Have you ever set sail on a Luck Dragon?
My name is Randi Rotjan and this is my second time aboard the R/V Falkor, named for said Luck Dragon, but this time the word “luck” has so much more meaning. My team and I are fortunate to be here, given the state of the world. Putting together an expedition is always a massive ordeal, but planning one in a pandemic is next-level. After 10 months of intensive organizing following years of proposal writing and analysis and publication after our first expedition in 2017, it is truly incredible to be on the ship. Our gear and team in place, and we’re finally headed to sea towards the equatorial Pacific. After a year of fear, it feels incredibly free to look forward to a month of adventure. How lucky we are, indeed! We are going to the equatorial Pacific towards unexplored seamounts and uninhabited islands.

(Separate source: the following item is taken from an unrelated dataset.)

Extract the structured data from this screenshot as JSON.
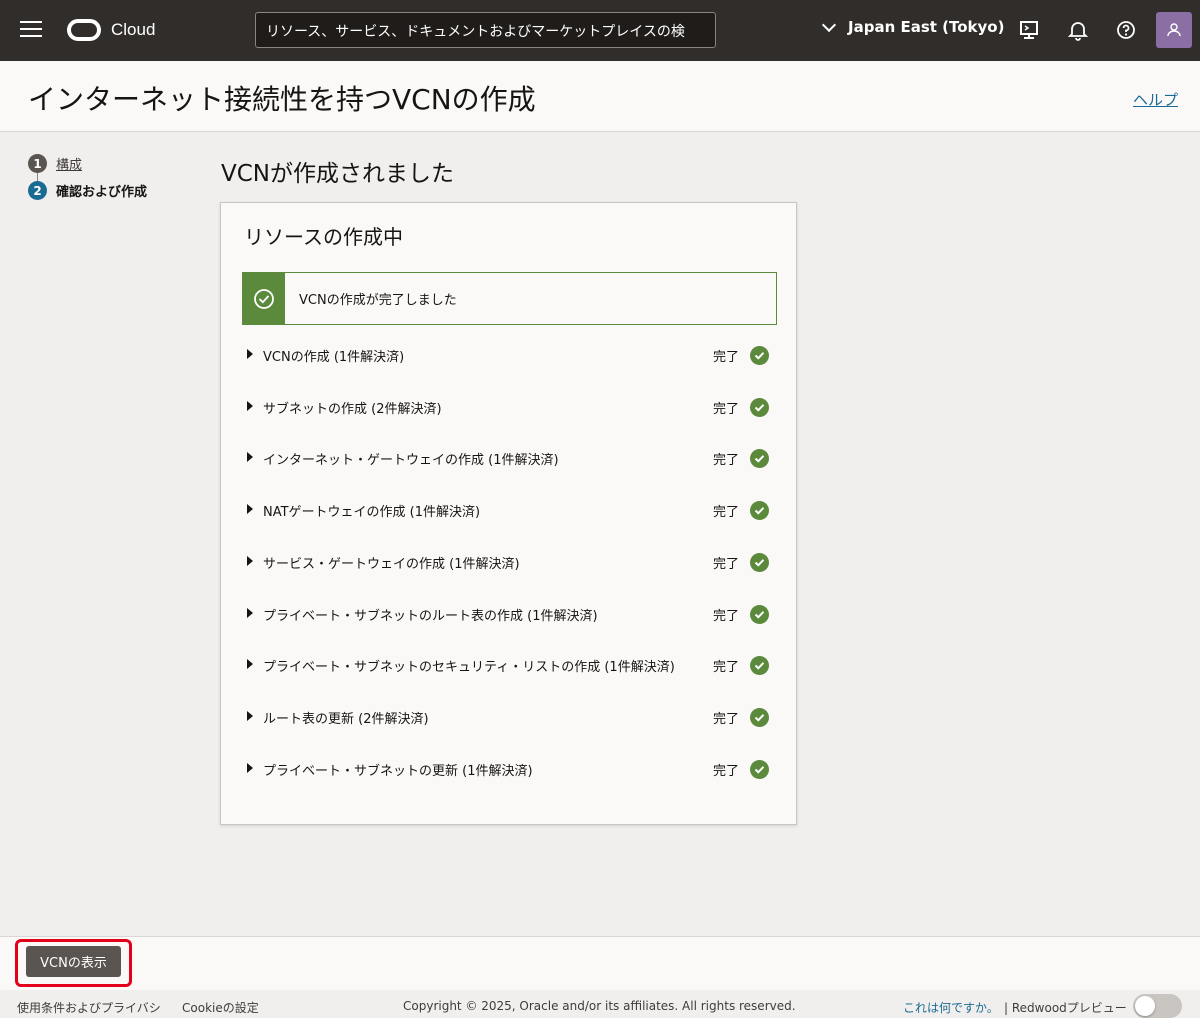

Specifically, we are headed to two marine protected areas (MPAs) – one on either side of the equator. North of the Equator is the Howland and Baker unit of the Pacific Remote Islands Marine National Monument (PRIMNM) in US waters. The south of the Equator is the Phoenix Islands Protected Area (PIPA) Kiribati waters. Interestingly, these two MPAs are actually within the same archipelago, the Phoenix Archipelago, a group of 10 islands surrounded by open ocean, abyssal plains, and many submerged seamounts, including an underwater mountain chain called the Tokelau Ridge. On our way to and from these MPAs, we will be diving some never-before-seen seamounts in the high seas, also known as international waters or Areas Beyond National Jurisdiction (ABNJ). Of the approximately 18,000 seamounts found in ABNJs, very few have been explored. There is much discussion around potential conservation strategies for ABNJ seamounts, especially in the context of 30×30; the goal to have protected 30% of the oceans by 2030.
We will map, explore, document, and sample deep sea coral ecosystems at all of these sites, protected or not. We have an intense science agenda with many different objectives, ranging from characterizing the corals and sponges across both sides of the equator to looking at the changes in coral metabolic rate as a proxy for immune response. We are excited about our scientific goals and will certainly share more as the dives unfold.
But for now, as we start this epic 34-day journey onboard, I want to reflect on what it took to get to this point. Yes, we are lucky to be here, and yes, I’m grateful for all of the “good luck” wishes we’ve been given. But the truth of it is that – as the old saying goes – luck favors the prepared. We are here because of a ton of preparation, effort, sweat, determination, and yes – also some good luck.
I asked around the crew and company tonight to see what the word “luck” means to us all. I heard phrases like “providential and fortunate,” “right place at the right time,” “make your own luck,” and “preparation and timing.” But I also was given the list of lucky charms: shamrocks, 4-leaf clovers, rabbit feet, horseshoes, the number seven – fair enough, given that there are many superstitions in sailing.
Reflecting on the sum of all of these answers, I realized that I’m still thinking about luck because we require some. One of our target locations still has closed borders due to COVID, and we are hoping for a global wish of good luck to get us where we all very much want to go. But regardless of our itinerary, we have an exciting set of scientific questions, a truly wonderful science team, and the best crew in the world. So how will this expedition turn out? Where will we go? What will we find? The adventure starts now, and we’re all excited to find out. What I can say is that I am grateful to all of the many, many people who helped to get us to this point. And as for the journey, well, please wish us luck!